Previous studies in head and neck squamous cell carcinomas12 and colorectal adenocarcinoma13 revealed that tumor budding is an independent prognostic factor that may be associated with high tumor grade, presence of lymphovascular invasion, and consequently lymph node metastasis. Similarly, recent studies have shown that in patients with locally advanced gynecological cancers tumor budding is an independent prognostic biomarker in predicting tumor recurrence and survival outcomes56,57,58. Herein, we report that only HPV-independent tumors had intermediate to high budding, but the analysis was limited by a paucity of HPV-associated tumors for study.
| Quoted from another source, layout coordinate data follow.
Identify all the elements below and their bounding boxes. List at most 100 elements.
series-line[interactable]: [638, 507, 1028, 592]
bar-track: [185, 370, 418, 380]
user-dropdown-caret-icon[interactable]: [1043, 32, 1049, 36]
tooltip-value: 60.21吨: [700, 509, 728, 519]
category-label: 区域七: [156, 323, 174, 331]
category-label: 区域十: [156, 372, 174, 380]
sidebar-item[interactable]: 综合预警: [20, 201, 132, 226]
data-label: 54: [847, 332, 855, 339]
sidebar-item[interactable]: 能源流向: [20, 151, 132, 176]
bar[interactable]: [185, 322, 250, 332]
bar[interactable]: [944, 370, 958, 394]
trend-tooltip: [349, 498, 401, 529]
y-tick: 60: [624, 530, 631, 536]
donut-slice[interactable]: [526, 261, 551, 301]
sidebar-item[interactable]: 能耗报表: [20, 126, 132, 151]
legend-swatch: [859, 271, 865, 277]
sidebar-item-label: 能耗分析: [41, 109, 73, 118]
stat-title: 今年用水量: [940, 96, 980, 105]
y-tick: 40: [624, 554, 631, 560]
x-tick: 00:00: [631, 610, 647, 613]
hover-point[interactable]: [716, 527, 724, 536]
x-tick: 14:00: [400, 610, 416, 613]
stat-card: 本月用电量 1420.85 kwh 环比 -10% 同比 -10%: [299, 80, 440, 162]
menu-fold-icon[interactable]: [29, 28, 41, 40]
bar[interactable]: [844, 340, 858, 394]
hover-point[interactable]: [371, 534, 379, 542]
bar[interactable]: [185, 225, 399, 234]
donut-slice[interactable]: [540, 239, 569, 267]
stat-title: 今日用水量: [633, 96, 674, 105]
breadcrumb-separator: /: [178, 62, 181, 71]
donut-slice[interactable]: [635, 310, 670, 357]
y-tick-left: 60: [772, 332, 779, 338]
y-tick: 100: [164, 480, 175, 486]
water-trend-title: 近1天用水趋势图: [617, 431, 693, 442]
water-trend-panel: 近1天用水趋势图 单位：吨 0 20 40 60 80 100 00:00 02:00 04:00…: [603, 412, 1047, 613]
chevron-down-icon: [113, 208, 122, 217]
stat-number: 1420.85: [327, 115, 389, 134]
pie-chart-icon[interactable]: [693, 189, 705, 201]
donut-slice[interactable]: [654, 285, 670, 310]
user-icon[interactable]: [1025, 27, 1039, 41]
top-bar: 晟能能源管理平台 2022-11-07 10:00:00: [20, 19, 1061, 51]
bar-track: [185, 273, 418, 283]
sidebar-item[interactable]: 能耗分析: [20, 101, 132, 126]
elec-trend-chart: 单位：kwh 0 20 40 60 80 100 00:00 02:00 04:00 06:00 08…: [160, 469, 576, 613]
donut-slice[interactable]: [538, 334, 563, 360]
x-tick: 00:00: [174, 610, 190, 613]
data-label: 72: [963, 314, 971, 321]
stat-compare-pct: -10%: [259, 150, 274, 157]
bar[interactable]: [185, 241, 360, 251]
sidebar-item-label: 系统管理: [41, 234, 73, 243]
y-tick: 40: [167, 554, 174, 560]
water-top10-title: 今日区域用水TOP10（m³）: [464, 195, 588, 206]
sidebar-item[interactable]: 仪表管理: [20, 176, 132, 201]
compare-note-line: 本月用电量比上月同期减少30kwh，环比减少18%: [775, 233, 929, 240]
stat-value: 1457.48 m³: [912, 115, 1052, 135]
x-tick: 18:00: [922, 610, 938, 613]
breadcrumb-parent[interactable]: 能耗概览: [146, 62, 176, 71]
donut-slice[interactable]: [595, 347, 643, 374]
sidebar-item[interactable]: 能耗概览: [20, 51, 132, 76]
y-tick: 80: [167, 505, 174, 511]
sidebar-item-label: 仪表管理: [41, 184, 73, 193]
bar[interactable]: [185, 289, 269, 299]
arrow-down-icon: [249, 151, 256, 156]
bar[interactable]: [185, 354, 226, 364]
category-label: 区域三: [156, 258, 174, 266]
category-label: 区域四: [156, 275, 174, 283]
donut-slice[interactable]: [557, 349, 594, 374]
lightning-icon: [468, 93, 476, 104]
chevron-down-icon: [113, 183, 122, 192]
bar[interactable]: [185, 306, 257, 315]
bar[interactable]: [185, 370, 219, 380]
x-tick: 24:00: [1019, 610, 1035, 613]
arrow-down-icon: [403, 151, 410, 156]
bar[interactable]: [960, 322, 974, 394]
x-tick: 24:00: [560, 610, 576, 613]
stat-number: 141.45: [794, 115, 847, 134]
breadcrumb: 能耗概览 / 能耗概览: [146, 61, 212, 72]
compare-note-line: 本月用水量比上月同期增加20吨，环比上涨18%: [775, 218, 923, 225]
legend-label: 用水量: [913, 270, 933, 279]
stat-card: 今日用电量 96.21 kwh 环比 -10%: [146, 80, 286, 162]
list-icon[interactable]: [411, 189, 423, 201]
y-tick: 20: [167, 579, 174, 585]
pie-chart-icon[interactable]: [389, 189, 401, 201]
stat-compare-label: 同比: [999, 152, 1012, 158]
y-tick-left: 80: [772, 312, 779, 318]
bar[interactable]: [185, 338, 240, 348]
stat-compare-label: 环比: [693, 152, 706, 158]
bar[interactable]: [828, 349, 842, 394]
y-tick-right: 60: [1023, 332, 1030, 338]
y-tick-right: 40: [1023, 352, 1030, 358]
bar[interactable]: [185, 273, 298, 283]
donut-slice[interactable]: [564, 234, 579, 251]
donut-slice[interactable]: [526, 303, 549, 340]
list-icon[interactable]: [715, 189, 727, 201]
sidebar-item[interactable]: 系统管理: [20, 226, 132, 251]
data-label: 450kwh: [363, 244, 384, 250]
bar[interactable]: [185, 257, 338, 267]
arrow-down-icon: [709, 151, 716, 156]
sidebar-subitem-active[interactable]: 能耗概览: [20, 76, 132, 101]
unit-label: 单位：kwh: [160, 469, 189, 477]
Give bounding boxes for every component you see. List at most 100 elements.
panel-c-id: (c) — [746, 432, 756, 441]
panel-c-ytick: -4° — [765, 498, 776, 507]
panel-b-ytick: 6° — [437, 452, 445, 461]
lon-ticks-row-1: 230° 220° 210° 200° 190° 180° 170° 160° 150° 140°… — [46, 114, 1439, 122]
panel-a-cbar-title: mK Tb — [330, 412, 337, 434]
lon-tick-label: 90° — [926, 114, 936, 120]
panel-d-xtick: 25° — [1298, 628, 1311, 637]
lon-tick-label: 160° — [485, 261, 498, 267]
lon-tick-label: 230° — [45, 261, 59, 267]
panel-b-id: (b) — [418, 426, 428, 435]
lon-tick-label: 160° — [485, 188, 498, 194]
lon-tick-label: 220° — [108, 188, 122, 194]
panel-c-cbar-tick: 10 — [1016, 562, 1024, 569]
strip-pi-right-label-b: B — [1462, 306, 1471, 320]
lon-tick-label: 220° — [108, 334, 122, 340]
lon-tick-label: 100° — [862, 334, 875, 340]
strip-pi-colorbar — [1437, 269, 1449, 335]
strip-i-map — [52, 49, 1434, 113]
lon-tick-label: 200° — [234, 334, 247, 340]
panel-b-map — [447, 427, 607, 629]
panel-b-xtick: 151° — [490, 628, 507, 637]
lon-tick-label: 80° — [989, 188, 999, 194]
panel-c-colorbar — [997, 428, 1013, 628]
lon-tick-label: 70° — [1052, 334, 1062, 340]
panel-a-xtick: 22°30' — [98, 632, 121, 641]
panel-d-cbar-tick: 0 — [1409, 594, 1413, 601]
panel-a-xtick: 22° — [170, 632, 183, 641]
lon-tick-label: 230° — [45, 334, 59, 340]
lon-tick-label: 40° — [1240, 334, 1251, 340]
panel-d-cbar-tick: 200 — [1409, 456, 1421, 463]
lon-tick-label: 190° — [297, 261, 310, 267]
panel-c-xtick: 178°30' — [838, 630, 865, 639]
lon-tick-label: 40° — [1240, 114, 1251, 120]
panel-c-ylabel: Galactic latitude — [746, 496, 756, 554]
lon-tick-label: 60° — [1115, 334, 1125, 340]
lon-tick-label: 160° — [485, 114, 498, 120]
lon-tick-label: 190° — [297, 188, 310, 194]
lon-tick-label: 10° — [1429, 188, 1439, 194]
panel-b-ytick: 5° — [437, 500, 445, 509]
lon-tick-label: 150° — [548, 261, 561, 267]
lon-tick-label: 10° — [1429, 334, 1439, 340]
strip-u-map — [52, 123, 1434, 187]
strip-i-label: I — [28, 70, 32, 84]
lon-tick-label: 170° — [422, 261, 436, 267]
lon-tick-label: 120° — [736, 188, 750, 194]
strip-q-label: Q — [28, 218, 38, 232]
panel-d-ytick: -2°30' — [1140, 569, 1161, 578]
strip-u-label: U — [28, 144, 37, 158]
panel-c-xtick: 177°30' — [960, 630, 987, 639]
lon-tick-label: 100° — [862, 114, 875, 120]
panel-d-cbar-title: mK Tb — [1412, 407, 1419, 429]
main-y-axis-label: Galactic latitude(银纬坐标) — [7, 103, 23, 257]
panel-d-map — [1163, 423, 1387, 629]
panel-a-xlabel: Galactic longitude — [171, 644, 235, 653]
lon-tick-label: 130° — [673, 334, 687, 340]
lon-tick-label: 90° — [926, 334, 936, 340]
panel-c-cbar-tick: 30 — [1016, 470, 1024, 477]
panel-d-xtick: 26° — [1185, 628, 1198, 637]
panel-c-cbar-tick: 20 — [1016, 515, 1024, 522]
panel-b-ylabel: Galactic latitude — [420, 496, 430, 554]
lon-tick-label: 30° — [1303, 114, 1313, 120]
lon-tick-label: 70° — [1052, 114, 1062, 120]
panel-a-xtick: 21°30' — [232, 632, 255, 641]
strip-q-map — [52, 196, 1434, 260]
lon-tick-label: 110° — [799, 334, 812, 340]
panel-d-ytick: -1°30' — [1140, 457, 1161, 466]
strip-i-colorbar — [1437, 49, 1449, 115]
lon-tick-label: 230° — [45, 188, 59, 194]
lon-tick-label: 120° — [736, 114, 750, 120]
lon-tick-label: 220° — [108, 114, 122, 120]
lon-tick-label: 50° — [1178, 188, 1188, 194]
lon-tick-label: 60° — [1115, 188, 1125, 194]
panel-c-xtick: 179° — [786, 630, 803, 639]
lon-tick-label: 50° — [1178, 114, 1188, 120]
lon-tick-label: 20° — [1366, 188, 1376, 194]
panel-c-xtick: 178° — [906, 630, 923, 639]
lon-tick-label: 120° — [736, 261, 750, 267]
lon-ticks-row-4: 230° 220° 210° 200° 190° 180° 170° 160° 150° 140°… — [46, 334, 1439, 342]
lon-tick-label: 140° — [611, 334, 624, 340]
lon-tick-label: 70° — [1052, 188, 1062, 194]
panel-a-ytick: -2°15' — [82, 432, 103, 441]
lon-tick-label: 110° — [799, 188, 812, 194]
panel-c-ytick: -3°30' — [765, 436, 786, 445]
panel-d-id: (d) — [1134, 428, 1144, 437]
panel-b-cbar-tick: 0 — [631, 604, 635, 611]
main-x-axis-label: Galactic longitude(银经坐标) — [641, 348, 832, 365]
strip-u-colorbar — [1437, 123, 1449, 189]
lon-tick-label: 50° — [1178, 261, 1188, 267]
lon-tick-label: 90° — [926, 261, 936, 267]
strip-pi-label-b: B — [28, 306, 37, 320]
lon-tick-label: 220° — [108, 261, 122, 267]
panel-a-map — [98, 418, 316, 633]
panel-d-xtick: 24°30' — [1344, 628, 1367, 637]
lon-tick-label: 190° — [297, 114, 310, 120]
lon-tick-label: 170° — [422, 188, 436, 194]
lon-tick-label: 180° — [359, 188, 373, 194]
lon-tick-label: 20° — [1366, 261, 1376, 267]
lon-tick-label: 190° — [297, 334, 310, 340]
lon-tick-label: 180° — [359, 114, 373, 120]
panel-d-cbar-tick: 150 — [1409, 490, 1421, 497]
Cancers mediated by HPV infection are enriched in alterations activating the PI3K/AKT/mTOR pathway with many of these tumors harboring hotspot mutations in the PIK3CA gene59. In our cohort, we showed that PIK3CA mutations commonly occur in HPV-associated tumors and rarely in HPV-independent tumors. While an HPV-independent pathogenetic pathway involving mutations in the PIK3CA gene and progression from DEVIL/VAAD to HPV-independent squamous cell carcinoma has been described, our two cases of HPV-independent tumors with PIK3CA mutation, only had subclonal PIK3CA mutations, i.e., PIK3CA mutation was likely acquired after TERT and TP53 mutations, rendering a transformed DEVIL/VAAD unlikely. The dearth of corresponding PI3K/AKT/mTOR pathway alterations in HPV-independent tumors is interesting and may suggest a yet unknown genomic or epigenetic alteration in this subtype. Furthermore, We showed that significant statistical difference exists in frequency of alterations in FBXW7, and BAP1 genes which, in our limited cohort, were only observed in the HPV-associated vulvovaginal squamous cell carcinoma.

As we used a clinical-grade NGS assay, our study is limited to cases with requests for clinical sequencing, which limited our cohort to patients with advanced or progressing tumors. As a result, patients with verrucous vulvar squamous cell carcinoma, which is much more indolent, were not included in our study. Further studies, on larger cohorts, are needed to determine the prognostic significance of the genomic alterations in vulvovaginal squamous cell carcinoma.

In summary, we have shown that the altered function of p53 and TERT (activation) is pivotal in vulvovaginal squamous cell carcinoma. In HPV-independent tumors, these altered functions occur through genomic alterations of the involved genes, while in HPV-associated tumors the functional alterations are likely achieved via the effects of the viral proteins. Furthermore, we have shown that NOTCH1 loss of function is another driver in the carcinogenesis of HPV-independent vulvovaginal squamous cell carcinoma and may be associated with increased tumor cell budding. TERT, NOTCH, and TP53 alterations may alI be initiating events in HPV-independent squamous cell carcinomas.